Synopsis: “A Promise to Break: Love, Faith, and Politics in the 1930s” by Kathryn Spurgeon is the story of Sibyl Trimble, who makes a promise to her father when she is a young girl that she will support a socialist political movement to change the world. From a wealthy banking family in Shawnee, Oklahoma, she is comfortable with fashionable clothes, cruising in a new Chrysler, and dancing at the local speakeasy. Even the Depression cannot put a damper on her comfortable lifestyle. By 1932, the timing seems right to fulfill her promise. Then she meets a handsome, blue-eyed, down-on-his-luck hobo and her life is turned upside down. The more she gets to know him, the more she learns about her world, her purpose, and God. Her love for him opens her eyes to a different way of life than she has ever known.

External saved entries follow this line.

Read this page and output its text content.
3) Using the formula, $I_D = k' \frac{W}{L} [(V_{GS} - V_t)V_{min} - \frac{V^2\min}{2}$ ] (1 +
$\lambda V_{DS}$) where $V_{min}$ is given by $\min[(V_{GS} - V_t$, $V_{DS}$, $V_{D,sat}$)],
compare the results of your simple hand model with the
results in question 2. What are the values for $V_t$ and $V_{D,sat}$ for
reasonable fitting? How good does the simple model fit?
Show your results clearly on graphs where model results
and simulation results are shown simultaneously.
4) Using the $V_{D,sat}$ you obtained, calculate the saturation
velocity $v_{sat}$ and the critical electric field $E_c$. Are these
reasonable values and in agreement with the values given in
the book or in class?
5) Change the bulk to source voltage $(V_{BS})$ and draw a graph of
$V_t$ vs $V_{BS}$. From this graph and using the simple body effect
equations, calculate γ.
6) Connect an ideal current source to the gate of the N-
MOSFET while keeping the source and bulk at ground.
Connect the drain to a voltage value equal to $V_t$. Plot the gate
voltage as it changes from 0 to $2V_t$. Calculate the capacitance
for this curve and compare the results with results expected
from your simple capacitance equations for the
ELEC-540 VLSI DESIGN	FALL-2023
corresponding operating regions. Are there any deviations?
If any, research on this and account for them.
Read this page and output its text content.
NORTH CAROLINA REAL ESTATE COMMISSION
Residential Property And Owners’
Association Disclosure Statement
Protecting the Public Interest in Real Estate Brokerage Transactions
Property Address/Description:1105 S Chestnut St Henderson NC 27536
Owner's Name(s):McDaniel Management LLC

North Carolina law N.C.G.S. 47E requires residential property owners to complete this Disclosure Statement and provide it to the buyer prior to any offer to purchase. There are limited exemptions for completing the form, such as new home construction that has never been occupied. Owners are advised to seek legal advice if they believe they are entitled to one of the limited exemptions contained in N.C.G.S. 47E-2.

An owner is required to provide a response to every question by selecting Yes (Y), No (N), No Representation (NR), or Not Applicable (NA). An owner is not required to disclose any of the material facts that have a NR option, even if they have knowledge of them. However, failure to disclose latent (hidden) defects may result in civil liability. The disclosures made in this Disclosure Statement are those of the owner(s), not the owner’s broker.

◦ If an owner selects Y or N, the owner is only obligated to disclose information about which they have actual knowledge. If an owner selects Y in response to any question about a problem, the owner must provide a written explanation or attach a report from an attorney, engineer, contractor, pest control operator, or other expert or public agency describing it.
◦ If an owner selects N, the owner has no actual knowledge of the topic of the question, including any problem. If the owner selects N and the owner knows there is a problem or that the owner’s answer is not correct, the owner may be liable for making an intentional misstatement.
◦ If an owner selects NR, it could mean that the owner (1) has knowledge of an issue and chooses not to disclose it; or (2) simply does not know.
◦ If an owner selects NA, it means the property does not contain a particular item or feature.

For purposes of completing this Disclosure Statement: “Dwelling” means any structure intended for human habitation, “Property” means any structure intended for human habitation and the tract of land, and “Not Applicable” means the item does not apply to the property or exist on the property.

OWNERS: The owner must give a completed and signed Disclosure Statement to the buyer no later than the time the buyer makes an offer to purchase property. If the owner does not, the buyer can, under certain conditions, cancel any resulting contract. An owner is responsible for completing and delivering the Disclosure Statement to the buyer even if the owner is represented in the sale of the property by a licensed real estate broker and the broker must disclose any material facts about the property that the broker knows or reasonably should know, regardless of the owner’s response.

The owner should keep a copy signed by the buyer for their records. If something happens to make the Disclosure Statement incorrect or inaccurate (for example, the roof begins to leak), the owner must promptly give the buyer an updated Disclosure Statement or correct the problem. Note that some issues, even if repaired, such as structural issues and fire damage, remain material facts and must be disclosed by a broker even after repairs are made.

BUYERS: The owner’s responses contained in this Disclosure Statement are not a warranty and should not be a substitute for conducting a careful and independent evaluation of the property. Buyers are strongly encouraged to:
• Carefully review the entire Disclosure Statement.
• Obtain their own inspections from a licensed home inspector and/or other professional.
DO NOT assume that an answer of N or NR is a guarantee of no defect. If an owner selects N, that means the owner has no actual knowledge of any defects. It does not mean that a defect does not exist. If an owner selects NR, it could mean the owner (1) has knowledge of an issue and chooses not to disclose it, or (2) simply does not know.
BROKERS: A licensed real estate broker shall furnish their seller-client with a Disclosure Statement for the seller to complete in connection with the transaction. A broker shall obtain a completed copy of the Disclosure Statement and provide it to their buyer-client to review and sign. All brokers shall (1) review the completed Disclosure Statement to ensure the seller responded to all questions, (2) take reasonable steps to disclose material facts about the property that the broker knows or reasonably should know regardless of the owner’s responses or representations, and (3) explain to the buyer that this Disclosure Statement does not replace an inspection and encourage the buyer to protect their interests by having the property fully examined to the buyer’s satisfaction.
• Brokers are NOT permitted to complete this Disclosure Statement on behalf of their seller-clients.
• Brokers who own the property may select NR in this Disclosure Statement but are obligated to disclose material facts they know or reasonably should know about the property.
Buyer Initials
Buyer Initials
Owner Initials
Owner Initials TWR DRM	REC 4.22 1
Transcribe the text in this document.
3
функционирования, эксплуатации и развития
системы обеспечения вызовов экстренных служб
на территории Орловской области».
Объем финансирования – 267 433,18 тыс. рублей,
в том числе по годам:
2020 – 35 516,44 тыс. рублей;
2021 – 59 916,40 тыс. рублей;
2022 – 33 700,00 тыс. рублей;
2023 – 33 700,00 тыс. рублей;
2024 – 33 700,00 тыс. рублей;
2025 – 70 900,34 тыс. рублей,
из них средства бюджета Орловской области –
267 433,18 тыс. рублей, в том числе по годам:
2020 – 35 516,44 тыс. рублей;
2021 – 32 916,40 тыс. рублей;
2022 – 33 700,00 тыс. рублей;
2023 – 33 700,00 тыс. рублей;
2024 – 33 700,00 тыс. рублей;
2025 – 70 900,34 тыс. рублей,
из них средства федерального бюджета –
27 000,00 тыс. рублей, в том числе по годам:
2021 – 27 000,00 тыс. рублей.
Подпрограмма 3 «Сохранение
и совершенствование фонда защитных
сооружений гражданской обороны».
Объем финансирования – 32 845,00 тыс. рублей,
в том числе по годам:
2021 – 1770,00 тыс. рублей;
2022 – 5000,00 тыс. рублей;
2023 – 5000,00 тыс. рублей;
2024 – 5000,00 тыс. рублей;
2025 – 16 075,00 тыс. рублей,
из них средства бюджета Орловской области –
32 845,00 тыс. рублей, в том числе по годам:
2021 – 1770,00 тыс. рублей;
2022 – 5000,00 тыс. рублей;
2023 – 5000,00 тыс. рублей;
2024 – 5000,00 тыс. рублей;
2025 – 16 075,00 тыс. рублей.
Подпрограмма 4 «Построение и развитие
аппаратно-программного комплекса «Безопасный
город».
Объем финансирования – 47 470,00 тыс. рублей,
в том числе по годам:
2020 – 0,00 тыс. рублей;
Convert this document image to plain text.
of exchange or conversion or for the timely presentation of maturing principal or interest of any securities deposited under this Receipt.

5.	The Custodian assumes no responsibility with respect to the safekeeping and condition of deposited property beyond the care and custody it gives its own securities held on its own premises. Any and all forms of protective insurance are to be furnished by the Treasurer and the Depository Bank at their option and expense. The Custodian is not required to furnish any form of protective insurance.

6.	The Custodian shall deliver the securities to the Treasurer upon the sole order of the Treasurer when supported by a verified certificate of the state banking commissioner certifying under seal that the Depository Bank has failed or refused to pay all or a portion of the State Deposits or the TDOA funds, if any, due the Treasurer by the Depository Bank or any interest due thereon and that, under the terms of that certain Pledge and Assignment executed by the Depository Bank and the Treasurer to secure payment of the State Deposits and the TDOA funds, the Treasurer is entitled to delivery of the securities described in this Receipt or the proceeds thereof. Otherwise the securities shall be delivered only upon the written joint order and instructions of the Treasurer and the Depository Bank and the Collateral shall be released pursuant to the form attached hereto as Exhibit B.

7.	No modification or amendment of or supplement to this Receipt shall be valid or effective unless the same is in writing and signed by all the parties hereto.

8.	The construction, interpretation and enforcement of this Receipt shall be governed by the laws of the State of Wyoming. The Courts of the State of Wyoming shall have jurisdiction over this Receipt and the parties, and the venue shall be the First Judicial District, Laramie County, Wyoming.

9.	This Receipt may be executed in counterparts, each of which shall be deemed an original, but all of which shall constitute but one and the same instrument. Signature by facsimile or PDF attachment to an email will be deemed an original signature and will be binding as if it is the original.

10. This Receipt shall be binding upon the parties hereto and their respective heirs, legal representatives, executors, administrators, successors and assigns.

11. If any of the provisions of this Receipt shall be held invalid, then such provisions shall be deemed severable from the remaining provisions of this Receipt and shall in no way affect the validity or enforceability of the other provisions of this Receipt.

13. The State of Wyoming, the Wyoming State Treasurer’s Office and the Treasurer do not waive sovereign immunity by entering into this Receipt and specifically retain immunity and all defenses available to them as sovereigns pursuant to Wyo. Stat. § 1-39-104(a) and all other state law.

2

Based on a true story, this novel follows Sibyl through some difficult choices. She must dig deep within herself to find the strength to face her upbringing and determine which, if any, of her past beliefs can be salvaged. She must decide which is most important, love or duty.
Critique: Exceptionally well written, making it a consistently compelling read from beginning to end, “A Promise To Break” is one of those rare stories that will linger in the mind and memory of the reader long after the book itself has been finished and set back upon the shelf. “A Promise To Break” is unreservedly recommended for personal reading lists and community library collections.